North Korea to South Korea as ‘hostile nation’, UN withdrawal, new North Korea sanctions MSMT as international law transition
North Korea announced the ‘hostile nation constitutional provision’ to South Korea, and South Korea, the US, and Japan transitioned to the Multinational Sanctions Monitoring Team (MSMT) outside the UN Security Council system, and the competition to apply international law first has begun.
On the 17th, North Korea reported on South Korea’s ‘hostile nation’ constitutional revision through state-run media, and the South Korea, US, and Japan’s trilateral foreign ministers’ meeting announced on the 16th the launch of a new Multinational Sanctions Monitoring Team (MSMT) to replace the UN North Korea Sanctions Expert Panel.
On the 16th, US Deputy Secretary of State Kurt Campbell, First Vice Minister of Foreign Affairs Kim Hong-gyun, and Japanese Vice Minister of Foreign Affairs Masataka Okano announced the official launch of the ‘Multinational Sanctions Monitoring Team (MSMT)’ to support the implementation of UN Security Council resolutions on North Korea sanctions at a press conference in Seoul.
The MSMT involved a total of 11 countries, including South Korea, the US, Japan, France, the UK, Germany, Italy, the Netherlands, Canada, Australia, and New Zealand.
The launch of the new North Korea sanctions is a replacement organization for the termination of the UN Security Council’s North Korea Sanctions Committee’s expert panel’s term extension, which Russia, a permanent member, exercised its veto at the UN Security Council plenary session in March.
Russia and China attempted to neutralize the UN Security Council’s North Korea sanctions framework, and the North Korea sanctions monitoring organization attempted by South Korea, the US, and Japan outside the UN Security Council appears to be an alternative.
On the 17th, North Korea announced through the Korean Central News Agency that it had “revised the constitution to define South Korea as a ‘hostile state.’”
The Yomiuri reported that “Late last year, the General Secretary of the Workers’ Party of Korea abandoned the North-South peace unification policy and defined South Korea as a hostile state,” and that “this constitutional revision has made its hostile stance toward South Korea even clearer.” Yomiuri continued, “The news agency reported that the North Korean military blew up roads and railroads leading to South Korea from the north of the Military Demarcation Line on the 15th,” and “He claimed that the bombing was based on the ‘constitutional requirement that South Korea be thoroughly defined as a hostile nation.’”

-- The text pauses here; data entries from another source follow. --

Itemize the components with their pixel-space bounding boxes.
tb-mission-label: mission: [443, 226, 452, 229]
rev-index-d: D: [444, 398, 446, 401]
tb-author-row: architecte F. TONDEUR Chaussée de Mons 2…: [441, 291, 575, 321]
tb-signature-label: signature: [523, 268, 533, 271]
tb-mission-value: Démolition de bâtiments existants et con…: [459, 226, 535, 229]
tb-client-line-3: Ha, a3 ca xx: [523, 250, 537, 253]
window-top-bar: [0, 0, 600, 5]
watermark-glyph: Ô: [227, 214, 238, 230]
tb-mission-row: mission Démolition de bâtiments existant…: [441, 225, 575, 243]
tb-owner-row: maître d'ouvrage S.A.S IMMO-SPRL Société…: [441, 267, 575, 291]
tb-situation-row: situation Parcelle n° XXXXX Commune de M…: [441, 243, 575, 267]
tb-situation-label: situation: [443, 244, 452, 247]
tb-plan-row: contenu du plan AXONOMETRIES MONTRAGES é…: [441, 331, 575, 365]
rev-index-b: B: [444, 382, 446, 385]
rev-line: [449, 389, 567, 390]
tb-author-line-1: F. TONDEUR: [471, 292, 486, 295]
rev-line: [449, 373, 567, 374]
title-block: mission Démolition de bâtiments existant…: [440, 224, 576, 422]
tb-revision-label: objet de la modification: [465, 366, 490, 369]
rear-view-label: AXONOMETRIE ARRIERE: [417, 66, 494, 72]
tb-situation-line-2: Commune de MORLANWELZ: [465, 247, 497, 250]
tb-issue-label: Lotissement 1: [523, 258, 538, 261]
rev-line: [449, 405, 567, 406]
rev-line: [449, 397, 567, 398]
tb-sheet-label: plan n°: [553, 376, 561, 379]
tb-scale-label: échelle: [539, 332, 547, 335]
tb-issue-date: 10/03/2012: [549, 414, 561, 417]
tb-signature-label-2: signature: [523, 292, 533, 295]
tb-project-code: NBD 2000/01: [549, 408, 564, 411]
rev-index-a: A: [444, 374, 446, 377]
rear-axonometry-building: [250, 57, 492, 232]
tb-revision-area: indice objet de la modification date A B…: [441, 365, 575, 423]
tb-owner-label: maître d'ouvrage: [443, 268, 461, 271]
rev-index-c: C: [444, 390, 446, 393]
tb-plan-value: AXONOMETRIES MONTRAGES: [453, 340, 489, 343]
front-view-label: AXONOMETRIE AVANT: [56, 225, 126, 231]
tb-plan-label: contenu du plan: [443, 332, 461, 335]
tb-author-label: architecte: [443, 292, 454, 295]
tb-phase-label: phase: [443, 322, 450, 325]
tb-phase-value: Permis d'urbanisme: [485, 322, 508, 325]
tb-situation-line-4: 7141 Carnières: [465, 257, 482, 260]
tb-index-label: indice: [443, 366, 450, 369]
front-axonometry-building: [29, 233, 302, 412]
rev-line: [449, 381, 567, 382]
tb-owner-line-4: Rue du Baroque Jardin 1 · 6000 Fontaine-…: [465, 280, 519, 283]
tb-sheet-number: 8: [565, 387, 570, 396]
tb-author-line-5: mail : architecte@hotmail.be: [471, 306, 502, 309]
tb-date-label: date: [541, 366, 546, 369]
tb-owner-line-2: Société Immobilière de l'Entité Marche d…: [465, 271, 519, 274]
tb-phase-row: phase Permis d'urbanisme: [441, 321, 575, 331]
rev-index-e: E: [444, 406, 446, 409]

Katsuhisa Furukawa, a former member of the UN Security Council’s North Korea Sanctions Committee Expert Panel, told VOA on the 17th, “This new multilateral organization will not have legal binding force on all UN member states, but with the US, Europe, Japan, South Korea, and Singapore joining the new multilateral organization, it will be able to have significant legal binding force around the world.” He added, “On the other hand, since the MSMT is comprised of like-minded countries, its fairness and credibility could be challenged, and since it is not an organization under the UN Security Council, there is a possibility that the results of the investigation could be challenged and the decision could not be followed.”
Charles King Mallory, a senior researcher at the RAND Corporation, told VOA on the same day that regarding MSMT’s UN-external organization, “The good news is that there are six UN Security Council resolutions that can respond to North Korea’s sanctions evasion,” and that “it is clear that not receiving UN approval is worse than receiving UN approval, but UN approval can never be obtained because of Russia,” and that “that is why MSMT is the next best option.”
The joint statement of the vice foreign ministers stated, “The vice ministers expressed serious concerns about the deepening of North Korea-Russia military cooperation, including arms transfers that violate relevant UN Security Council resolutions,” and “expressed serious concerns about illegal arms transfers, malicious cyber activities, and overseas worker dispatches to fund North Korea’s illegal weapons of mass destruction and ballistic missile programs, and agreed to continue trilateral efforts to stop them,” confirming the future ‘UN-external system.’